Each supervariant fragment was searched for its origin of taxa and functional properties. A consensus of BlastX search over the entire nt database of NCBI and eggNOG mapper [45] was used to annotate the genes the supervariant fragments are placed in. Both programs are used with the default parameters. Extracted open reading frames were classified in taxa using Kaiju metagenomic classifier [46]. The most plausible assignments were determined by the lowest common ancestor of the BlastX and Kaiju assignments.

4.5. Classifying Metagenomic Samples Using the Supervariant Fragments

Constructed set of supervariant contigs are expected to contain discriminative genomic variants or differential abundance regions to be tested with mapping actual test metagenomes for validity. Each sample is characterized for its supervariant contig features in a vectorized representation. For each k-mer of a supervariant contig, the corresponding relative abundance in a sample constitutes the entries of a vector in an orderly manner. For multiple contigs, the vectors are simply concatenated. These vectors are fed to classifier models as inputs. XGBoost classifiers are trained and tested on the same held-out dataset used for k-mer scoring previously. 5-fold cross validation was applied for the classification process.

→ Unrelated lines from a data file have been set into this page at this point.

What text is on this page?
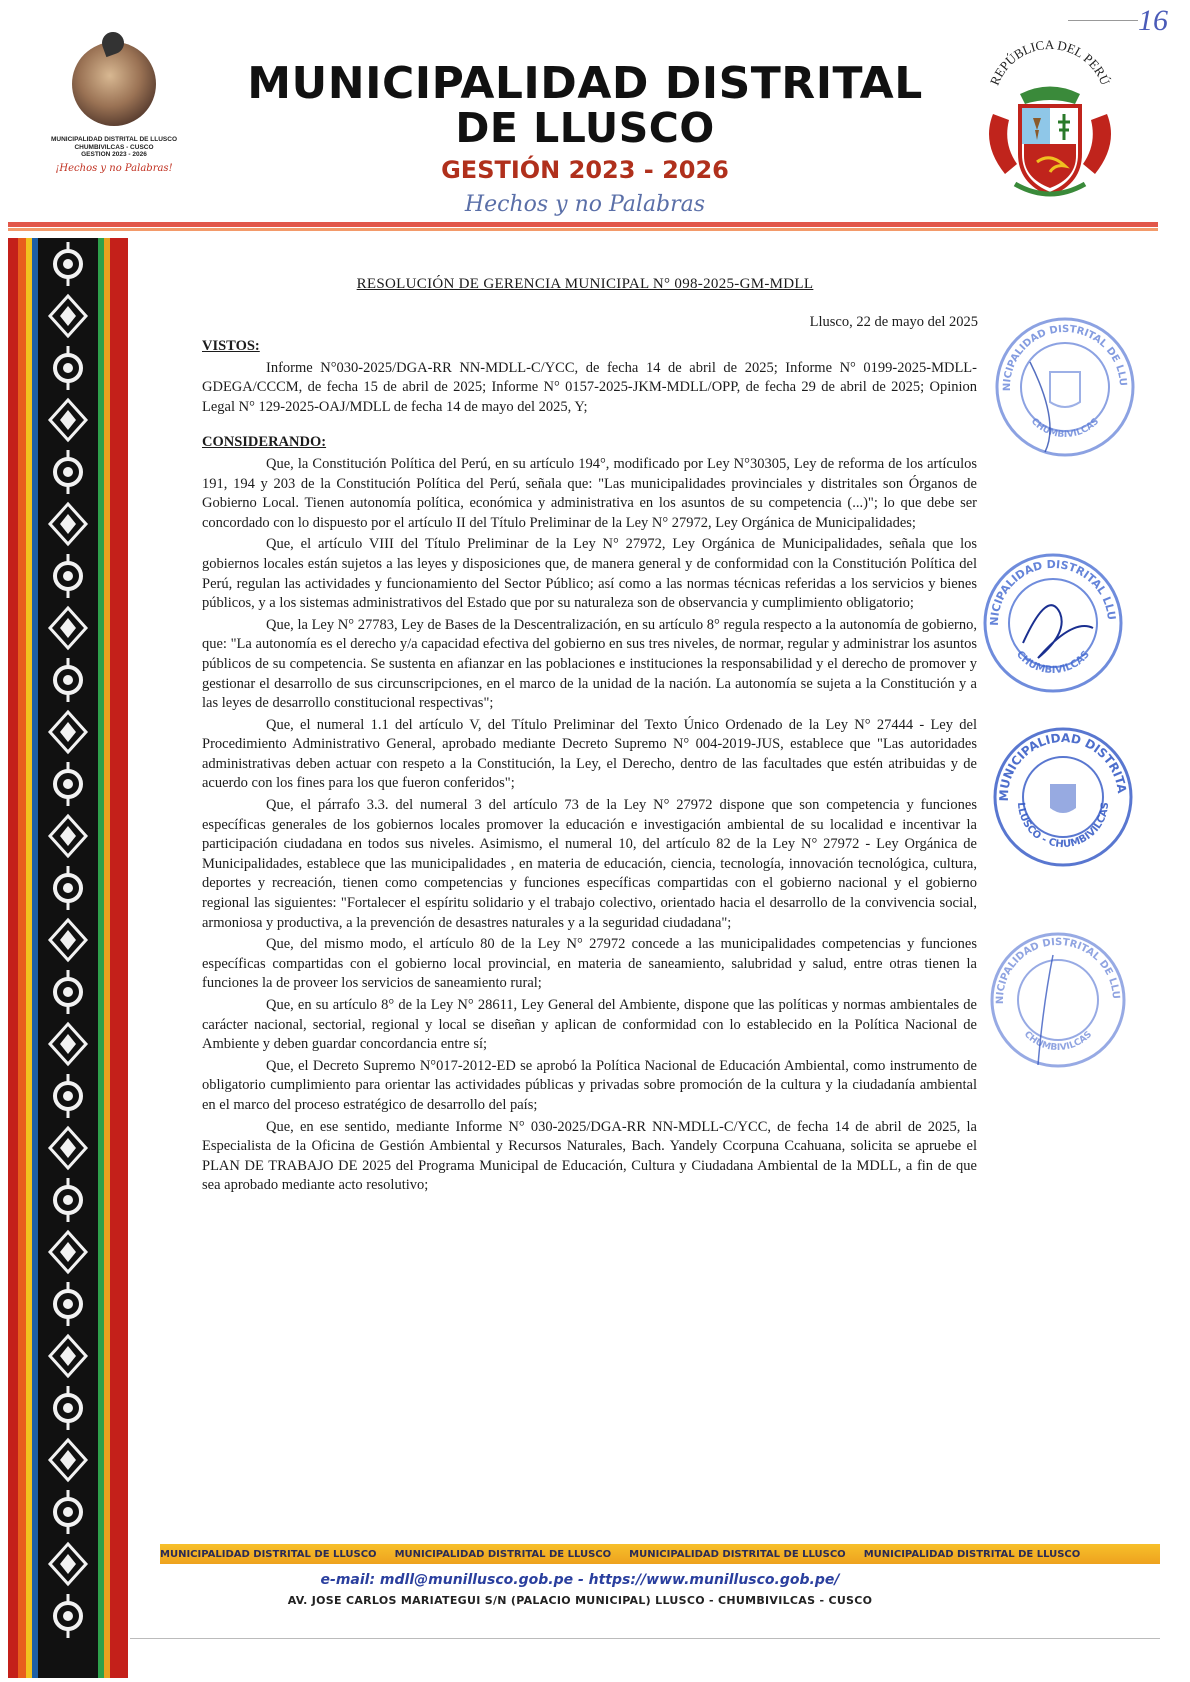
16
MUNICIPALIDAD DISTRITAL DE LLUSCO
CHUMBIVILCAS - CUSCO
GESTION 2023 - 2026
¡Hechos y no Palabras!
MUNICIPALIDAD DISTRITAL
DE LLUSCO
GESTIÓN 2023 - 2026
Hechos y no Palabras
REPÚBLICA DEL PERÚ
RESOLUCIÓN DE GERENCIA MUNICIPAL N° 098-2025-GM-MDLL
Llusco, 22 de mayo del 2025

VISTOS:

Informe N°030-2025/DGA-RR NN-MDLL-C/YCC, de fecha 14 de abril de 2025; Informe N° 0199-2025-MDLL-GDEGA/CCCM, de fecha 15 de abril de 2025; Informe N° 0157-2025-JKM-MDLL/OPP, de fecha 29 de abril de 2025; Opinion Legal N° 129-2025-OAJ/MDLL de fecha 14 de mayo del 2025, Y;

CONSIDERANDO:

Que, la Constitución Política del Perú, en su artículo 194°, modificado por Ley N°30305, Ley de reforma de los artículos 191, 194 y 203 de la Constitución Política del Perú, señala que: "Las municipalidades provinciales y distritales son Órganos de Gobierno Local. Tienen autonomía política, económica y administrativa en los asuntos de su competencia (...)"; lo que debe ser concordado con lo dispuesto por el artículo II del Título Preliminar de la Ley N° 27972, Ley Orgánica de Municipalidades;

Que, el artículo VIII del Título Preliminar de la Ley N° 27972, Ley Orgánica de Municipalidades, señala que los gobiernos locales están sujetos a las leyes y disposiciones que, de manera general y de conformidad con la Constitución Política del Perú, regulan las actividades y funcionamiento del Sector Público; así como a las normas técnicas referidas a los servicios y bienes públicos, y a los sistemas administrativos del Estado que por su naturaleza son de observancia y cumplimiento obligatorio;

Que, la Ley N° 27783, Ley de Bases de la Descentralización, en su artículo 8° regula respecto a la autonomía de gobierno, que: "La autonomía es el derecho y/a capacidad efectiva del gobierno en sus tres niveles, de normar, regular y administrar los asuntos públicos de su competencia. Se sustenta en afianzar en las poblaciones e instituciones la responsabilidad y el derecho de promover y gestionar el desarrollo de sus circunscripciones, en el marco de la unidad de la nación. La autonomía se sujeta a la Constitución y a las leyes de desarrollo constitucional respectivas";

Que, el numeral 1.1 del artículo V, del Título Preliminar del Texto Único Ordenado de la Ley N° 27444 - Ley del Procedimiento Administrativo General, aprobado mediante Decreto Supremo N° 004-2019-JUS, establece que "Las autoridades administrativas deben actuar con respeto a la Constitución, la Ley, el Derecho, dentro de las facultades que estén atribuidas y de acuerdo con los fines para los que fueron conferidos";

Que, el párrafo 3.3. del numeral 3 del artículo 73 de la Ley N° 27972 dispone que son competencia y funciones específicas generales de los gobiernos locales promover la educación e investigación ambiental de su localidad e incentivar la participación ciudadana en todos sus niveles. Asimismo, el numeral 10, del artículo 82 de la Ley N° 27972 - Ley Orgánica de Municipalidades, establece que las municipalidades , en materia de educación, ciencia, tecnología, innovación tecnológica, cultura, deportes y recreación, tienen como competencias y funciones específicas compartidas con el gobierno nacional y el gobierno regional las siguientes: "Fortalecer el espíritu solidario y el trabajo colectivo, orientado hacia el desarrollo de la convivencia social, armoniosa y productiva, a la prevención de desastres naturales y a la seguridad ciudadana";

Que, del mismo modo, el artículo 80 de la Ley N° 27972 concede a las municipalidades competencias y funciones específicas compartidas con el gobierno local provincial, en materia de saneamiento, salubridad y salud, entre otras tienen la funciones la de proveer los servicios de saneamiento rural;

Que, en su artículo 8° de la Ley N° 28611, Ley General del Ambiente, dispone que las políticas y normas ambientales de carácter nacional, sectorial, regional y local se diseñan y aplican de conformidad con lo establecido en la Política Nacional de Ambiente y deben guardar concordancia entre sí;

Que, el Decreto Supremo N°017-2012-ED se aprobó la Política Nacional de Educación Ambiental, como instrumento de obligatorio cumplimiento para orientar las actividades públicas y privadas sobre promoción de la cultura y la ciudadanía ambiental en el marco del proceso estratégico de desarrollo del país;

Que, en ese sentido, mediante Informe N° 030-2025/DGA-RR NN-MDLL-C/YCC, de fecha 14 de abril de 2025, la Especialista de la Oficina de Gestión Ambiental y Recursos Naturales, Bach. Yandely Ccorpuna Ccahuana, solicita se apruebe el PLAN DE TRABAJO DE 2025 del Programa Municipal de Educación, Cultura y Ciudadana Ambiental de la MDLL, a fin de que sea aprobado mediante acto resolutivo;

NICIPALIDAD DISTRITAL DE LLU
CHUMBIVILCAS
NICIPALIDAD DISTRITAL LLU
CHUMBIVILCAS
MUNICIPALIDAD DISTRITA
LLUSCO - CHUMBIVILCAS
NICIPALIDAD DISTRITAL DE LLU
CHUMBIVILCAS
MUNICIPALIDAD DISTRITAL DE LLUSCO MUNICIPALIDAD DISTRITAL DE LLUSCO MUNICIPALIDAD DISTRITAL DE LLUSCO MUNICIPALIDAD DISTRITAL DE LLUSCO
e-mail: mdll@munillusco.gob.pe - https://www.munillusco.gob.pe/
AV. JOSE CARLOS MARIATEGUI S/N (PALACIO MUNICIPAL) LLUSCO - CHUMBIVILCAS - CUSCO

4.6. Quantitative Metagenomics Analysis Using De Novo and Previously Assembled References

For comparison, investigated metagenomes were profiled using two commonly used conventional metagenome analysis approaches [37]. Firstly, each metagenome was mapped onto the integrated reference gene catalog (iGC) of human gut microbiome [36] using BWA short read mapper [45]. Second approach involved de novo assembly and annotation of the metagenome sets. Each metagenome set was assembled using MEGAHIT assembler and the ORFs were detected using Prodigal gene finder [32]. Resulting gene catalogs were used as the reference similar to iGC. Normalized abundances of each gene for iGC and the vector representations explained in Section 4.5 for the de novo assembly catalogue were used as features and the same XGBoost classifier setup with supervariant fragment representations is adopted for training and testing.